Similarly, when the book discusses the freedom with which religious practices were laughed at, some nuances could be added. Maurizio Bettini mentions (p. 186) the satirical texts that mock the Dea Syria or Mater Magna, to show that ancient humor does not directly attack these goddesses, but their ridiculous devotees.

The author implies that foreign cults cannot be despised in themselves, by primary xenophobic reflex. This is to forget the absence of distinction, in Antiquity, between religion in essence and everyday religious gestures. No Roman proposed to amend the exotic processions of the Great Mother, with their flagellant priests, to make them more decent. The gods and the adherence they inspire are one and the same. Eastern religions, with some of their excesses, are to be taken or discarded.

Divine Eclecticisms

In this register of the comic, which Mr. Bettini has not chosen to exploit fully even though he has been a good connoisseur of it since his very first works and his translations of Plautus’s plays, there would still be much to say. And what if one of the main virtues of pagan antiquity was precisely its capacity to mock its own gods? Comedies and satires kindly attack the Immortals, in the bad tricks they play on humans. Blasphemy does not exist in Rome and irreverence does not mean disrespect: characters who consider themselves stronger than the gods themselves can make people laugh by their impudence, they will be – whatever happens – soon punished.

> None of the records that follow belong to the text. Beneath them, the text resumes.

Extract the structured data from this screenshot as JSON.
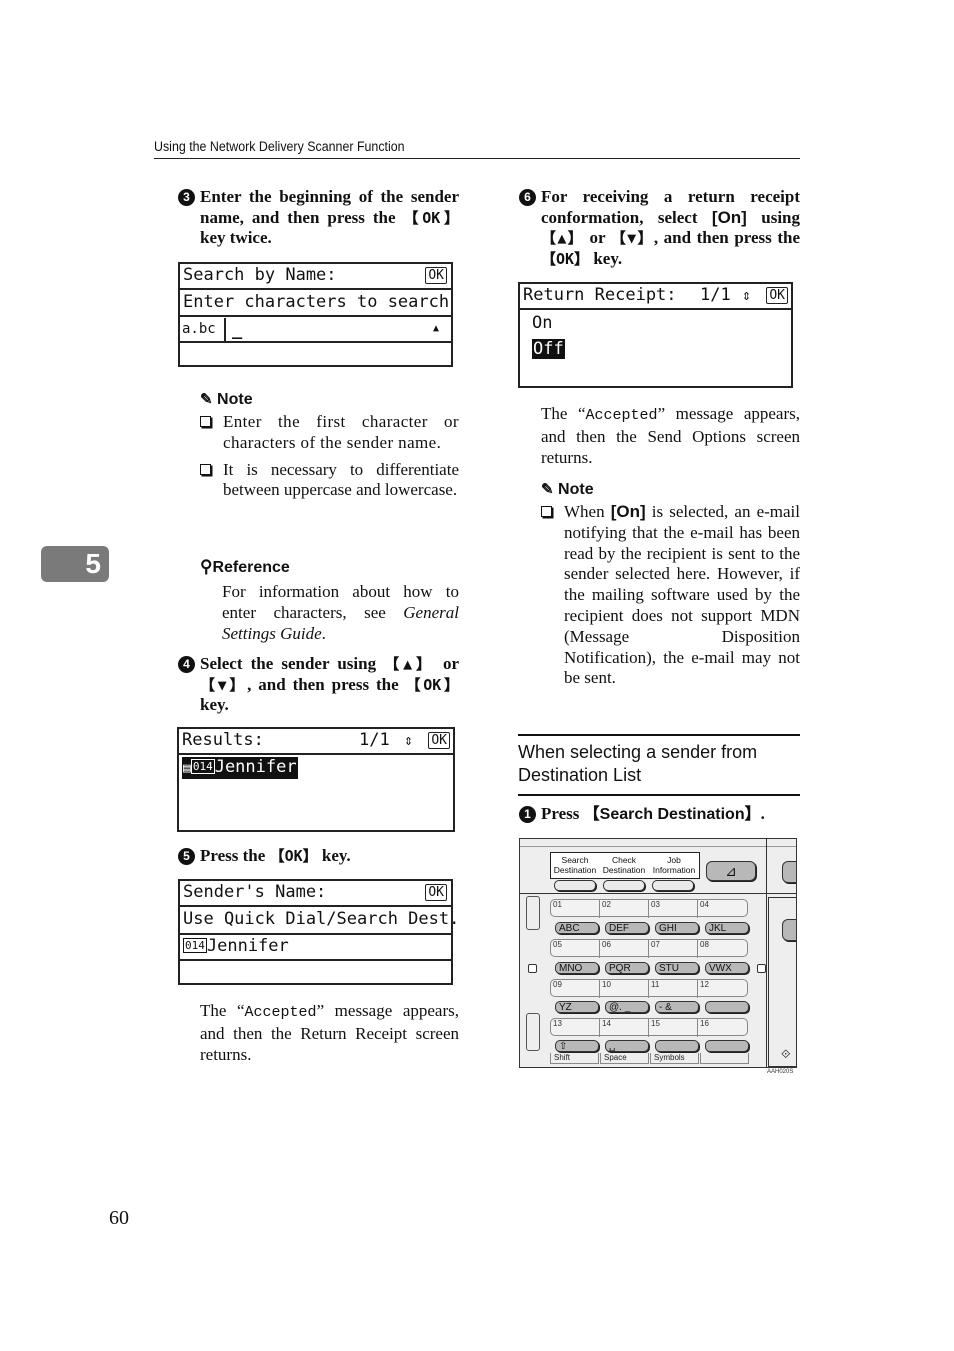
{
  "header": {
    "title": "Using the Network Delivery Scanner Function"
  },
  "chapter_tab": "5",
  "page_number": "60",
  "left_column": {
    "step3": {
      "number": "3",
      "text_before": "Enter the beginning of the sender name, and then press the ",
      "key": "【OK】",
      "text_after": " key twice."
    },
    "lcd_search": {
      "title": "Search by Name:",
      "ok": "OK",
      "prompt": "Enter characters to search",
      "mode": "a.bc",
      "cursor": "_",
      "arrow": "▲",
      "input_value": ""
    },
    "note1": {
      "heading": "Note",
      "items": [
        "Enter the first character or characters of the sender name.",
        "It is necessary to differentiate between uppercase and lowercase."
      ]
    },
    "reference": {
      "heading": "Reference",
      "text_before": "For information about how to enter characters, see ",
      "italic": "General Settings Guide",
      "text_after": "."
    },
    "step4": {
      "number": "4",
      "text_a": "Select the sender using ",
      "key_up": "【▲】",
      "text_b": " or ",
      "key_down": "【▼】",
      "text_c": ", and then press the ",
      "key_ok": "【OK】",
      "text_d": " key."
    },
    "lcd_results": {
      "title": "Results:",
      "page": "1/1",
      "updown": "⇕",
      "ok": "OK",
      "entry_code": "014",
      "entry_name": "Jennifer"
    },
    "step5": {
      "number": "5",
      "text_before": "Press the ",
      "key": "【OK】",
      "text_after": " key."
    },
    "lcd_sender": {
      "title": "Sender's Name:",
      "ok": "OK",
      "line2": "Use Quick Dial/Search Dest.",
      "entry_code": "014",
      "entry_name": "Jennifer"
    },
    "after_text": {
      "before": "The “",
      "mono": "Accepted",
      "after": "” message appears, and then the Return Receipt screen returns."
    }
  },
  "right_column": {
    "step6": {
      "number": "6",
      "text_a": "For receiving a return receipt conformation, select ",
      "option": "[On]",
      "text_b": " using ",
      "key_up": "【▲】",
      "text_c": " or ",
      "key_down": "【▼】",
      "text_d": ", and then press the ",
      "key_ok": "【OK】",
      "text_e": " key."
    },
    "lcd_return": {
      "title": "Return Receipt:",
      "page": "1/1",
      "updown": "⇕",
      "ok": "OK",
      "options": [
        "On",
        "Off"
      ],
      "selected": "Off"
    },
    "after_text": {
      "before": "The “",
      "mono": "Accepted",
      "after": "” message appears, and then the Send Options screen returns."
    },
    "note2": {
      "heading": "Note",
      "text_before": "When ",
      "option": "[On]",
      "text_after": " is selected, an e-mail notifying that the e-mail has been read by the recipient is sent to the sender selected here. However, if the mailing software used by the recipient does not support MDN (Message Disposition Notification), the e-mail may not be sent."
    },
    "section_title": "When selecting a sender from Destination List",
    "step1": {
      "number": "1",
      "text_before": "Press ",
      "key": "【Search Destination】",
      "text_after": "."
    },
    "panel": {
      "tabs": [
        "Search Destination",
        "Check Destination",
        "Job Information"
      ],
      "quick_rows": [
        [
          "01",
          "02",
          "03",
          "04"
        ],
        [
          "05",
          "06",
          "07",
          "08"
        ],
        [
          "09",
          "10",
          "11",
          "12"
        ],
        [
          "13",
          "14",
          "15",
          "16"
        ]
      ],
      "letter_rows": [
        [
          "ABC",
          "DEF",
          "GHI",
          "JKL"
        ],
        [
          "MNO",
          "PQR",
          "STU",
          "VWX"
        ],
        [
          "YZ",
          "@. _",
          "- &",
          ""
        ]
      ],
      "bottom_labels": [
        "Shift",
        "Space",
        "Symbols",
        ""
      ],
      "image_code": "AAH020S"
    }
  }
}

Similarly, this essay does not carry full conviction when it makes a diagnosis of contemporary Western societies, relying on the fact that in our time, intercultural opposition can only be played out between competing monotheists.

Sacrificing the crib out of respect for Muslim children, removing a minaret from the Tuscan hills in homage to our bell towers paradoxically emanate from the same mental framework : one which is based on the deep conviction, so internalized that it often becomes unconscious, that there can be only one God, one and only one. (p. 31)

If by chance the Indian community in Great Britain had claimed the right to the mass construction of Hindu temples, a British national reaction would certainly have been expressed. The conflict occurs on the physical terrain of public space (which the game of egoisms prefers to oneself rather than to others) and on the symbolic terrain of traditions, often fantasized. Whether this cultural skein is entangled on a monotheistic or polytheistic background, matters little.

Beyond these slight criticisms, there remains a stimulating text, one of the most valuable contributions of which is of a philological nature. Reflections abound on the career of the word paganusfrom the verb to tolerate or the term polytheiaused by Philo of Alexandria, which we see reappear later in the form of theexchanged polytheism by Samuel Purchas in 1614. This book is also worth reading for its anecdotes, taken from ancient sources, which have often gone unnoticed. Rereading theHistory Augustusthe author thus recalls that, at home, in his lararium, the emperor Alexander Severus (3e century AD) brought together effigies of emperors diuibut also of Apollonius of Tyana, of Christ, of Abraham and of Orpheus! An Antiquity that is not afraid of eclecticism and that seeks wisdom where it is: in the four winds.